週末の予定を家族との時間に費やすか、急に差し迫った仕事上の時間に費やすかの選択は、現実社会においても日常的にある。この教材を見た後に、少人数の演習をいくつかの演習課題とともに行ったのだが最後に全体で、次のような問いかけをしてみた。「あなたがクリストファーロビンであったら、仕事を選ぶか週末との約束された家族との時間を選ぶかどちらですか」。当日のこのクラスの履修生は、女子学生が34名、男子学生が32名の合計66名であった。結果はとても興味深いものとなった。仕事を選んだ人数は女子学生が27人、男子学生が20人、家族との週末の旅行を選んだ学生は女子学生が7人で男子学生が12名である。仕事を選んだ比率は男子学生が20%に対して、女子学生は63%であった。比率で女子学生が圧倒的多数で仕事を選んだのである。

企業人事の集まりで新卒採用の話になると多くの採用担当の経験を持つ人事経験者は共通して新卒採用の選考プロセスにおいては女子学生の方が優秀であると評価している印象が強い。男子学生が子供っぽく感じ、その反対に女子学生の応募者はとてもしっかりした印象を持つのでさる。

ピグマリオン効果(Rosenthal, R. & Jacobson, L. 1968)*1という概念があるこれは教育現場の実験結果ではある。この潜在的成長の可能性を生徒に伝え、期待も持てば持つほど生徒の学力が上がっていくという結果である。このことは、一般の指導を求める組織集団においては同様の効果が期待されるのであろう。

日本の民間企業における女性管理職比率は諸外国に比べて極端に低い。2025年の統計結果*2においても日本は、14.6%で、G7(先進7カ国)の平均値32.5%前後と比較しても極端に低い。しかも日本の場合、問題は更に深刻で、大企業で抽出すると、その比率は平均8.3%の水準に留まる。

女性の管理職の登用に関して、育児や出産を経た女性が職場で「昇進や責任ある仕事を任されにくくなる」といったマミートラック(Felice Schwar.1988)*3と呼ばれる就業における「期待値の低下」という影響に代表されるように、構造的な問題を私達に提起する。この構造をピグマリオン効果だけを取り上げることには危険性があるが、人事制度のハード的な側面ではなくソフト的な面がこうした現状に影響することも考えると、現行管理職や経営層の女性就労者に対する意識変革の必要性を深く考えなければならないという危機感を持つ。
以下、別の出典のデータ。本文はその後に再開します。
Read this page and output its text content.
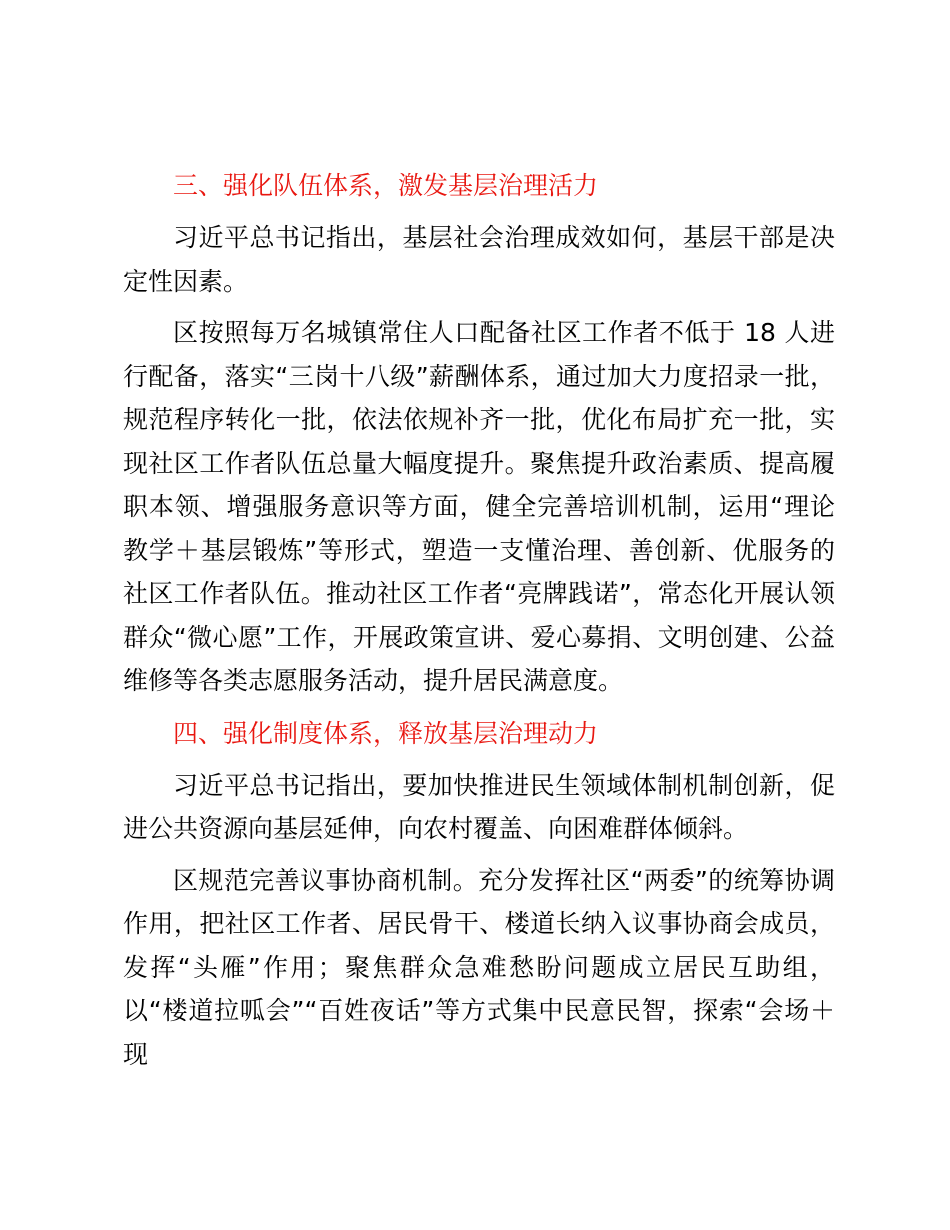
三、强化队伍体系，激发基层治理活力

习近平总书记指出，基层社会治理成效如何，基层干部是决定性因素。

区按照每万名城镇常住人口配备社区工作者不低于 18 人进行配备，落实“三岗十八级”薪酬体系，通过加大力度招录一批，规范程序转化一批，依法依规补齐一批，优化布局扩充一批，实现社区工作者队伍总量大幅度提升。聚焦提升政治素质、提高履职本领、增强服务意识等方面，健全完善培训机制，运用“理论教学＋基层锻炼”等形式，塑造一支懂治理、善创新、优服务的社区工作者队伍。推动社区工作者“亮牌践诺”，常态化开展认领群众“微心愿”工作，开展政策宣讲、爱心募捐、文明创建、公益维修等各类志愿服务活动，提升居民满意度。

四、强化制度体系，释放基层治理动力

习近平总书记指出，要加快推进民生领域体制机制创新，促进公共资源向基层延伸，向农村覆盖、向困难群体倾斜。

区规范完善议事协商机制。充分发挥社区“两委”的统筹协调作用，把社区工作者、居民骨干、楼道长纳入议事协商会成员，发挥“头雁”作用；聚焦群众急难愁盼问题成立居民互助组，以“楼道拉呱会”“百姓夜话”等方式集中民意民智，探索“会场＋现
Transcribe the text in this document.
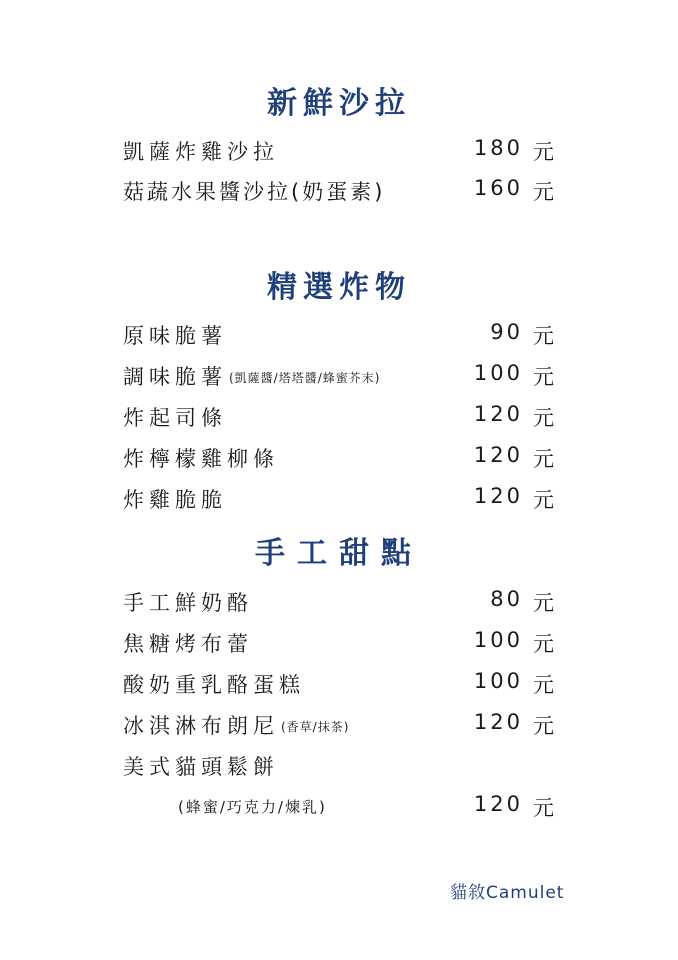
新鮮沙拉
凱薩炸雞沙拉	180 元
菇蔬水果醬沙拉(奶蛋素)	160 元
精選炸物
原味脆薯	90 元
調味脆薯 (凱薩醬/塔塔醬/蜂蜜芥末)	100 元
炸起司條	120 元
炸檸檬雞柳條	120 元
炸雞脆脆	120 元
手工甜點
手工鮮奶酪	80 元
焦糖烤布蕾	100 元
酸奶重乳酪蛋糕	100 元
冰淇淋布朗尼 (香草/抹茶)	120 元
美式貓頭鬆餅
(蜂蜜/巧克力/煉乳)	120 元
貓敘Camulet
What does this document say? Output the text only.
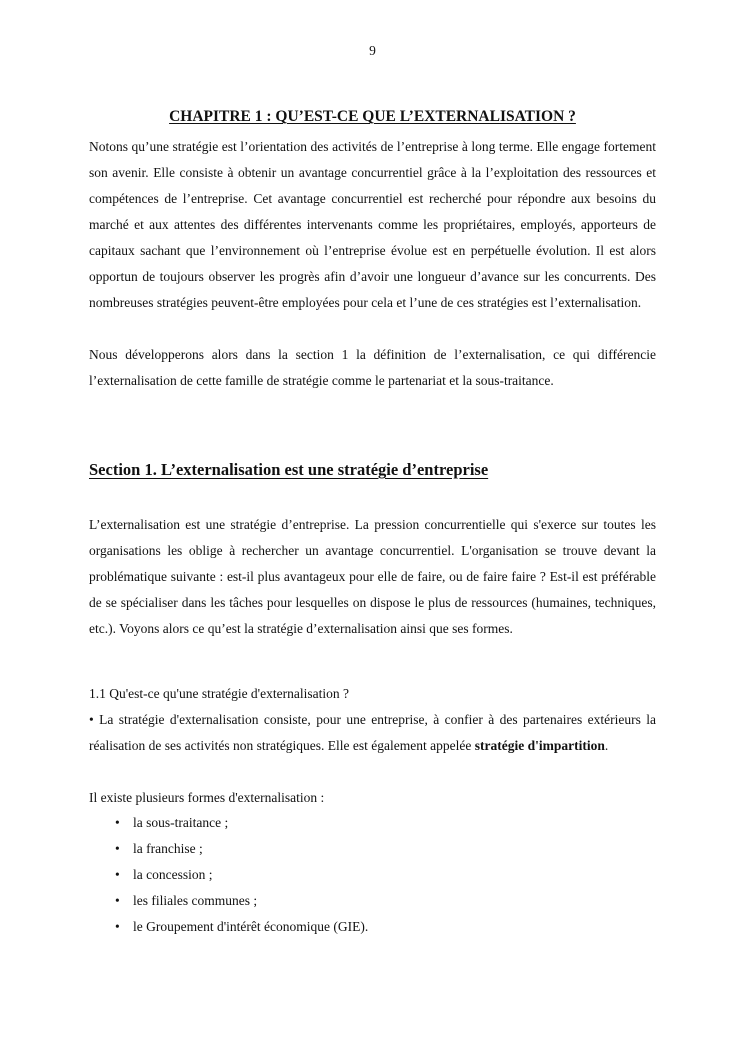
9
CHAPITRE 1 : QU’EST-CE QUE L’EXTERNALISATION ?

Notons qu’une stratégie est l’orientation des activités de l’entreprise à long terme. Elle engage fortement son avenir. Elle consiste à obtenir un avantage concurrentiel grâce à la l’exploitation des ressources et compétences de l’entreprise. Cet avantage concurrentiel est recherché pour répondre aux besoins du marché et aux attentes des différentes intervenants comme les propriétaires, employés, apporteurs de capitaux sachant que l’environnement où l’entreprise évolue est en perpétuelle évolution. Il est alors opportun de toujours observer les progrès afin d’avoir une longueur d’avance sur les concurrents. Des nombreuses stratégies peuvent-être employées pour cela et l’une de ces stratégies est l’externalisation.

Nous développerons alors dans la section 1 la définition de l’externalisation, ce qui différencie l’externalisation de cette famille de stratégie comme le partenariat et la sous-traitance.

Section 1. L’externalisation est une stratégie d’entreprise

L’externalisation est une stratégie d’entreprise. La pression concurrentielle qui s'exerce sur toutes les organisations les oblige à rechercher un avantage concurrentiel. L'organisation se trouve devant la problématique suivante : est-il plus avantageux pour elle de faire, ou de faire faire ? Est-il est préférable de se spécialiser dans les tâches pour lesquelles on dispose le plus de ressources (humaines, techniques, etc.). Voyons alors ce qu’est la stratégie d’externalisation ainsi que ses formes.

1.1 Qu'est-ce qu'une stratégie d'externalisation ?

• La stratégie d'externalisation consiste, pour une entreprise, à confier à des partenaires extérieurs la réalisation de ses activités non stratégiques. Elle est également appelée stratégie d'impartition.

Il existe plusieurs formes d'externalisation :

• la sous-traitance ;
• la franchise ;
• la concession ;
• les filiales communes ;
• le Groupement d'intérêt économique (GIE).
日本の総理大臣も憲政史上初めて女性が選出される見込みでもある。優秀な潜在能力をもった女性の活用の機会の最大化を日本の企業は積極的に推進すべきである。

今日一日が良い一日となりますように、悲しみと困難、不安に向き合っている方に希望がありますように。良い週末をお過ごしください。新しく始まる一週間が皆様にとって豊かな一週間でありますように。

2025年10月10日

*1 Pygmalion in the Classroom: Teacher Expectation and Pupils’ Intellectual Development:「教師の期待が児童の学力向上に影響を与えることを示した、ピグマリオン効果の原点と称せられる論文」
*2 データブック国際労働比較2025 労働政策研究・研修機構 (JILPT)
*3 Felice Schwartz “Management Women and the New Facts of Life”(1988 Harvard Business Review)
フェリス・シュワルツが1988年に提案した「マミートラック」の原型は、決して差別や排除を意図したものではなく、女性の多様な働き方に対応するための柔軟な制度設計を企業に促すものだったが、その後、本人の意志や能力に関係なく、昇進や挑戦の機会を奪う批判的なニュアンスになる言葉に変容した。